Néanmoins, la récurrence de certaines analyses politiques plaçant notre pays, probablement dans l’œil du cyclone – risque de génocide-, parfois sous la menace d’une rébellion interne, surtout celle des Kamerunais du grand Nord, nous amènerait à formuler quelques précisions. D’abord, le Kamerun est une Nation, au-delà de tout. C’est précisément le dictateur sanglant Ahmadou Ahidjo qui nous abusait en présentant les Citoyens du Nord-Kamerun comme un groupe à part ou spécifique.
Du Nord, au Sud, à l’Est, comme l’Ouest, le Kamerun vit réellement dans sa diversité et ses disparités. Partout au Kamerun, au-delà des mystifications, aucune homogénéité socio politique n’est réelle ni tangible. En dehors de la répression socio politique et la corruption, dans toutes nos ethnies et régions vivent sensiblement, une majorité qui souffre des affres de la précarité et une minorité dans laquelle se retrouvent les apparatchiks du régime dictatorial et pillard de Paul Biya et ses affidés et d’autre part, ceux qui, d’une façon ou d’une autre, s’en sortent.
Avec le « renouveau » apparaît le terme : grand-Nord. Ce concept relève également de la même manipulation mystificatrice car des ethnies diverses vivent dans cette aire géographique, où les classes sociales et des groupes d’intérêts sont multiples, se croisent ou s’affrontent.
QUI SERAIT LA REBELLION DANS LE NORD-KAMERUN ?
Nous notons que c’est avec M. Cavaye Yeguié Djibril qu’apparaît le terme « les complices Kamerunais de Boko Haram ». Plusieurs paramètres tendraient, cependant, à accréditer l’idée selon laquelle, il serait difficile à tout groupe armé même dans le cadre d’une guerre asymétrique, de mieux atteindre ses cibles dans notre territoire, sans une bonne connaissance des localités et parfois le bénéfice d’une complicité interne.
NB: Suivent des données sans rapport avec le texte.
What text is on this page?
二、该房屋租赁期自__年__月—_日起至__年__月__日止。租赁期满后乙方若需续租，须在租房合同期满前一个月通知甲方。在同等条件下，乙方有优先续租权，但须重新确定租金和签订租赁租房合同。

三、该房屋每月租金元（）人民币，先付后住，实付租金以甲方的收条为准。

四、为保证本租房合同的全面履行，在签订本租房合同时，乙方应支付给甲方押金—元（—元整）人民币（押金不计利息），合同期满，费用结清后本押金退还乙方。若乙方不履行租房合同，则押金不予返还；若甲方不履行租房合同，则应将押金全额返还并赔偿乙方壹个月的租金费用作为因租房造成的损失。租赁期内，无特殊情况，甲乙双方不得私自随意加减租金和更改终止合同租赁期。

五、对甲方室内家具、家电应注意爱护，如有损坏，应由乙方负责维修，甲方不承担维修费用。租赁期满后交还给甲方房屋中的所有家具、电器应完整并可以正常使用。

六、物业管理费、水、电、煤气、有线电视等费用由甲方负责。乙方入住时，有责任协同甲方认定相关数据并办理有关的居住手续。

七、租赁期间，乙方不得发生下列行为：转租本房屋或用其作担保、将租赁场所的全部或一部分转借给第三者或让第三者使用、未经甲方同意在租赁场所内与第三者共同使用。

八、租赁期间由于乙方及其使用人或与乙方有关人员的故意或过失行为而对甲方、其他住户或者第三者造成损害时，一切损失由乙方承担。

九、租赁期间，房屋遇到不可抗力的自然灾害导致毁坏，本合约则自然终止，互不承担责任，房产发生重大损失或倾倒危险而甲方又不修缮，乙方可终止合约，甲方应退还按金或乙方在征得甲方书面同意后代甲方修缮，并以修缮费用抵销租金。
Et nous n’ignorons point la proximité ethnique de part et d’autre de la frontière Kameruno-nigériane. Mais, l’activisme religieux à outrance des djihadistes et la manipulation de fortes sommes d’argent, peuvent, aussi, trouver un terreau fertile dans un espace de précarité sociale. Néanmoins, ceux de nos compatriotes qui succomberont aux avances des djihadistes, ne peuvent constituer qu’un élément marginal.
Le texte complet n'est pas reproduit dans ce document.